The evocative photographs in her book transported me back in time to a fortnight I spent in Sri Lanka, in Thalpitya village, tasked with photographing the six new homes which the North Shore City Council had fundraised for after the catastrophic Boxing Day Tsunami (2004). I was booked into a small military beach front resort. A civil war was still raging. There were weddings as well as all night rowdy parties before the young soldiers went off to fight. A civil war as well as a natural disaster! It brought the reality of Sri Lanka’s painful history home to me in a very tangible way. And yet they were embracing life, eating, and drinking together, and making time to celebrate.

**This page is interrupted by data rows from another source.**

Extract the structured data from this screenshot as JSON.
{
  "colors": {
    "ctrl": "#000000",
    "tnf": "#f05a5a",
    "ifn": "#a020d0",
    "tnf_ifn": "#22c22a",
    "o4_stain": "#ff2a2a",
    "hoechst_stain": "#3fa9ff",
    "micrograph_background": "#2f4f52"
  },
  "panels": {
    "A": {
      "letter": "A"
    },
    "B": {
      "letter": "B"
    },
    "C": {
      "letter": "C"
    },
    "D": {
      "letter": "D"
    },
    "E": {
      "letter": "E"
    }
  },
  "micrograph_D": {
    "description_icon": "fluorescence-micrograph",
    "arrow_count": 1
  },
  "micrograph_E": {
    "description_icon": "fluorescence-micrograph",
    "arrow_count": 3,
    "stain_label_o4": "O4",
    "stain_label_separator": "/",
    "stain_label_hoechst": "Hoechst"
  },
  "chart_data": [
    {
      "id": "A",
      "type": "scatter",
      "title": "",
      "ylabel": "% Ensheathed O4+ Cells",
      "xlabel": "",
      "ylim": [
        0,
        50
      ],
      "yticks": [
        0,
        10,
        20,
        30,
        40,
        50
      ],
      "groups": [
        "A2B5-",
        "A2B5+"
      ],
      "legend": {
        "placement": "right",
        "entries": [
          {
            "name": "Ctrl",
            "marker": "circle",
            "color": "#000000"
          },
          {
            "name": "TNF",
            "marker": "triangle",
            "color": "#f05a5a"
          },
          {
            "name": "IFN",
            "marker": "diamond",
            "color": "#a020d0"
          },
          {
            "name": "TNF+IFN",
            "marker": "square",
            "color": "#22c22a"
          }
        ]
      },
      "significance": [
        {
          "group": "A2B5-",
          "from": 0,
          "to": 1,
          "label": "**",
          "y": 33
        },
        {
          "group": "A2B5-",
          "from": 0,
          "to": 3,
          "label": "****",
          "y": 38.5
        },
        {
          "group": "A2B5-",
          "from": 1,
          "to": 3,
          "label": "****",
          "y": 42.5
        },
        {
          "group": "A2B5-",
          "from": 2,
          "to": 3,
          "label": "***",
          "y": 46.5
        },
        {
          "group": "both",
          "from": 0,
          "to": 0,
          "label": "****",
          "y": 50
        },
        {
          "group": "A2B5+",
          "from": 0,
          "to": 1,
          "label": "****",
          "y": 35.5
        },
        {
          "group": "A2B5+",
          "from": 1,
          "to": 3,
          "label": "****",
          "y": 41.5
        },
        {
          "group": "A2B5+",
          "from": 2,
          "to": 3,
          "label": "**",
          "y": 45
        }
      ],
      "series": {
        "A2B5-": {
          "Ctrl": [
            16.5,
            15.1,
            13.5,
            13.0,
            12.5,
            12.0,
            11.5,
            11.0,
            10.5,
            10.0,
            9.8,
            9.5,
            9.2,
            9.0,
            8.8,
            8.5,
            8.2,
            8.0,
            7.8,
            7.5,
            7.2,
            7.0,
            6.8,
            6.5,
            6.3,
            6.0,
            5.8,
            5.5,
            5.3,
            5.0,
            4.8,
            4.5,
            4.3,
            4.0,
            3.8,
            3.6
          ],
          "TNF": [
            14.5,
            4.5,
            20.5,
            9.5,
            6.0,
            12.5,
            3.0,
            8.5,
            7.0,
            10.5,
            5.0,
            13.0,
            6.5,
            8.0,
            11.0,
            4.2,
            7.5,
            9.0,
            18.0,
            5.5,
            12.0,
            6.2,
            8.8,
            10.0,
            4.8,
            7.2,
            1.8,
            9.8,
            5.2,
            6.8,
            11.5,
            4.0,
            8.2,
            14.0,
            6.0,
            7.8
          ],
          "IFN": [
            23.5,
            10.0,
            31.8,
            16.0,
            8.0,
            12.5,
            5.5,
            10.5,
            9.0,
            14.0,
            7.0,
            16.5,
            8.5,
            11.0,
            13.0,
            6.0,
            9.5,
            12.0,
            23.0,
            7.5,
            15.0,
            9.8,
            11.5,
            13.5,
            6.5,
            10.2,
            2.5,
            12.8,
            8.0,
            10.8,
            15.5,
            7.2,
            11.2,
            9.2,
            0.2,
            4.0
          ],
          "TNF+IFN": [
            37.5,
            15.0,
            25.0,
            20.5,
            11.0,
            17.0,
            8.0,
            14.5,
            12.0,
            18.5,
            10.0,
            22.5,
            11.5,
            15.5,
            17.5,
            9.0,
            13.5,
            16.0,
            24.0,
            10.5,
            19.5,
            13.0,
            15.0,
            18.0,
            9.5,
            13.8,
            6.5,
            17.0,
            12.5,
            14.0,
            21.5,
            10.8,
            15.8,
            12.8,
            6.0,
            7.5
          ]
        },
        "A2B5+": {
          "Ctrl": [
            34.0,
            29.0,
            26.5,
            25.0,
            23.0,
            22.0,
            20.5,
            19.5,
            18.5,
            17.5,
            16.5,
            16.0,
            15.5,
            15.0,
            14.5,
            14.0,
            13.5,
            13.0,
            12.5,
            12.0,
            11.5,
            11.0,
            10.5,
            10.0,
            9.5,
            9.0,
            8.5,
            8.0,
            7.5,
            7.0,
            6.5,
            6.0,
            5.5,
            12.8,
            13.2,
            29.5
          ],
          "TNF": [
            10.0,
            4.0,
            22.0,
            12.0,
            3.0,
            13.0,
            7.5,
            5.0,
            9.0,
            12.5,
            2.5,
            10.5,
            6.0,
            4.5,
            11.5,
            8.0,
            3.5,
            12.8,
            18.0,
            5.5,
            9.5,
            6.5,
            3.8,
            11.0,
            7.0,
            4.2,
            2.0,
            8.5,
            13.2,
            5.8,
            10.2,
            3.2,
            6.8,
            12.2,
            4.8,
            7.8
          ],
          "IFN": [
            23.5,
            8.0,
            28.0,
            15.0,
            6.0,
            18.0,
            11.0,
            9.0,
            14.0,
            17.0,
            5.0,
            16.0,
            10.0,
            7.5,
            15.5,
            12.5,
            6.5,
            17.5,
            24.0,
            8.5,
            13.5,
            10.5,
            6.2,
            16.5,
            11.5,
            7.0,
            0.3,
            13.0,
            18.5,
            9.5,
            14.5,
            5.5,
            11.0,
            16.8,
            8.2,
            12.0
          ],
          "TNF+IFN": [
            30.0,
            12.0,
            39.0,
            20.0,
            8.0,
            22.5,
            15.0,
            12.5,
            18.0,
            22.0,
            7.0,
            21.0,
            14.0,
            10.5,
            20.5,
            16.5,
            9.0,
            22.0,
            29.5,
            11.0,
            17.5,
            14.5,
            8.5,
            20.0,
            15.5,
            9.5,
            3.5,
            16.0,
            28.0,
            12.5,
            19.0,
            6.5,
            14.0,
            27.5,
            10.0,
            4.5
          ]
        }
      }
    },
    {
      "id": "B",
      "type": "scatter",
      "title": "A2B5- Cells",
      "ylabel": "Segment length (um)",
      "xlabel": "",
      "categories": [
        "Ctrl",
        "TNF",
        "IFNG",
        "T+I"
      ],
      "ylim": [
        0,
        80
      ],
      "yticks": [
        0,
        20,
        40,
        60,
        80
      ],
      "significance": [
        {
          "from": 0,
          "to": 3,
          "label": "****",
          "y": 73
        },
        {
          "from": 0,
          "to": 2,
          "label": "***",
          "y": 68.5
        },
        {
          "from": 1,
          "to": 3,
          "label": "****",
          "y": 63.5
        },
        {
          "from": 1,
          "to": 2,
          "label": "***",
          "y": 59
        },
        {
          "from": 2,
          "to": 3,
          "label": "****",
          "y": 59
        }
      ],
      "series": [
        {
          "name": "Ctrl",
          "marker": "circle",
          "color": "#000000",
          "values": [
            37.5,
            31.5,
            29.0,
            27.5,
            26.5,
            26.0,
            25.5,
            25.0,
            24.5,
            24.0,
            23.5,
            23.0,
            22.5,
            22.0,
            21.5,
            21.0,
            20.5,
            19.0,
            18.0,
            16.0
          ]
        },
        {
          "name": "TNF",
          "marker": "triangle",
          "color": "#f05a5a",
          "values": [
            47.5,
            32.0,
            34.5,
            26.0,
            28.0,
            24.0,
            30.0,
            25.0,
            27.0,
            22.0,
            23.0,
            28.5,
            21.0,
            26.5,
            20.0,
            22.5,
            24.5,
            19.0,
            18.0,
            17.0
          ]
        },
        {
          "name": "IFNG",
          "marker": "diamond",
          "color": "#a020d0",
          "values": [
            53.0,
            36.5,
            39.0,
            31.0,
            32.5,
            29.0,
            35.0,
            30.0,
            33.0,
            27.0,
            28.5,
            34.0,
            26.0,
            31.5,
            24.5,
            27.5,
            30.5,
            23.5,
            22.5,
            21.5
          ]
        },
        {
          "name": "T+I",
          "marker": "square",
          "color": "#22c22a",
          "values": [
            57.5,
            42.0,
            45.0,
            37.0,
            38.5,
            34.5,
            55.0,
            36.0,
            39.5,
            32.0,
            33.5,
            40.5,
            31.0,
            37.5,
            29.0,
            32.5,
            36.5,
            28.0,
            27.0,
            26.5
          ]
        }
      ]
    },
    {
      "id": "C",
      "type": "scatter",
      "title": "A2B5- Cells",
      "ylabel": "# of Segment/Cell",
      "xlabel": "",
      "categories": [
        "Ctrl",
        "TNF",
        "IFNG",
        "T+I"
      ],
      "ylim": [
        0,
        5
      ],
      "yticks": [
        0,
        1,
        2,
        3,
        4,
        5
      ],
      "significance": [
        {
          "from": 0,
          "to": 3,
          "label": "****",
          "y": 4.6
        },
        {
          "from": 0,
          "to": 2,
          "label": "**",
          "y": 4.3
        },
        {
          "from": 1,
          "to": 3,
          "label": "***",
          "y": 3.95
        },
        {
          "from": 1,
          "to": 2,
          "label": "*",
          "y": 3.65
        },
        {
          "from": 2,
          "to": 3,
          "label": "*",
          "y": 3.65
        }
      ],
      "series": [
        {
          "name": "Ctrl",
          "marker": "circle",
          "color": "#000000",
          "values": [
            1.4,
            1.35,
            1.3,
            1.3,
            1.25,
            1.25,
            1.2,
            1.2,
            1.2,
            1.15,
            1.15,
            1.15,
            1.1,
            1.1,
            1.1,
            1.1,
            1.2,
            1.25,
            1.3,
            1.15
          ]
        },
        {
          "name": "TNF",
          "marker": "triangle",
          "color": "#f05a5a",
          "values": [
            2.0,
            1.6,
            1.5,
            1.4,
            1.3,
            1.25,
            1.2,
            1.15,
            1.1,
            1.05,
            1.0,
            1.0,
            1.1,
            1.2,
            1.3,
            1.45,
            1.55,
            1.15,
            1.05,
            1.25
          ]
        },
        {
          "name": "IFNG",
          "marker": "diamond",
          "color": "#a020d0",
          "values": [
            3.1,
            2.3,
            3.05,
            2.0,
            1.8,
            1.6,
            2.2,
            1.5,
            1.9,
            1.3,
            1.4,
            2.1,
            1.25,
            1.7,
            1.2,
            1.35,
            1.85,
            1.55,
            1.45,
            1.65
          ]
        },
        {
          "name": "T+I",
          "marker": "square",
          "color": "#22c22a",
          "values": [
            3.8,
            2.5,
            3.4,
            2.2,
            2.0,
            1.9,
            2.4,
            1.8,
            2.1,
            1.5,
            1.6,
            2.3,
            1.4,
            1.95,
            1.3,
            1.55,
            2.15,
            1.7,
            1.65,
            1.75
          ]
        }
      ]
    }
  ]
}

It was my first introduction to Sri Lankan curries. To be able to recreate some has been a wonderful but also nostalgic experience. I found the recipes easy to follow . The ingredients were readily available except for fresh curry leaves which are absolutely essential but eventually I managed to track some down in a vegie mart. Then I cooked up a storm of Sri Lankan recipes starting with an Arrack egg mutttai coffee, made by whisking fresh eggs into hot coffee spiced with crushed ginger and cardamon. Thick and frothy, it was meal in a cup and a nourishing energising start to the day.


Sri Lankans love eating all kinds of curries; vegetable, fish and meat, and the sambals which accompany them. First, I cooked the spicy chickpea curry which is very fashionable at weddings. Cynthia comments that after the wedding , a new husband could cook this for his sweetheart as a quick, delicious spicy breakfast before she boards her motorbike and drives to work!


Next the roast pumpkin curry which was, as promised, mild and fragrant. Best to roast the pumpkin first, to allow the natural sugars to come through and it will become sweet and nutty. The red chicken curry too was delectable. It was light, smoky, spicy, and warming .


Where there is a Sri Lankan party there will be plenty of Shorteats (Sri Lankan Party snacks) like Vadai doughnuts, mutton rolls and potato and leek spicy stuffed roti. We sampled her devilled party cashew nuts. They were very moorish!


Cynthia admits Sri Lanka is an island of sugar junkies! In her drinks and sweets chapter there is an abundance of sugar to delight sweet tooths including milk toffee, her version of the famous Sri Lankan Love cake, and a mango fluff pie.


I spent my last night in Sri Lanka in a rambling old colonial hotel in Colombo where I tucked into their lavish smorgasbord dinner with gay abandon. The desserts were served on small plates and in tiny glasses and I could not resist several helpings of watalappan , the most famous dessert in Sri Lanka, a luscious spicy, wobbly coconut custard spiced with cardamom and sweetened with kithul jaggery. Cynthia Shanmugalingam has given it a new twist and created a watalappan tart, a kind of marriage between a perfect custard tart and this Sri Lankan classic. It sounds amazing and it's one of many other recipes I can’t wait to try!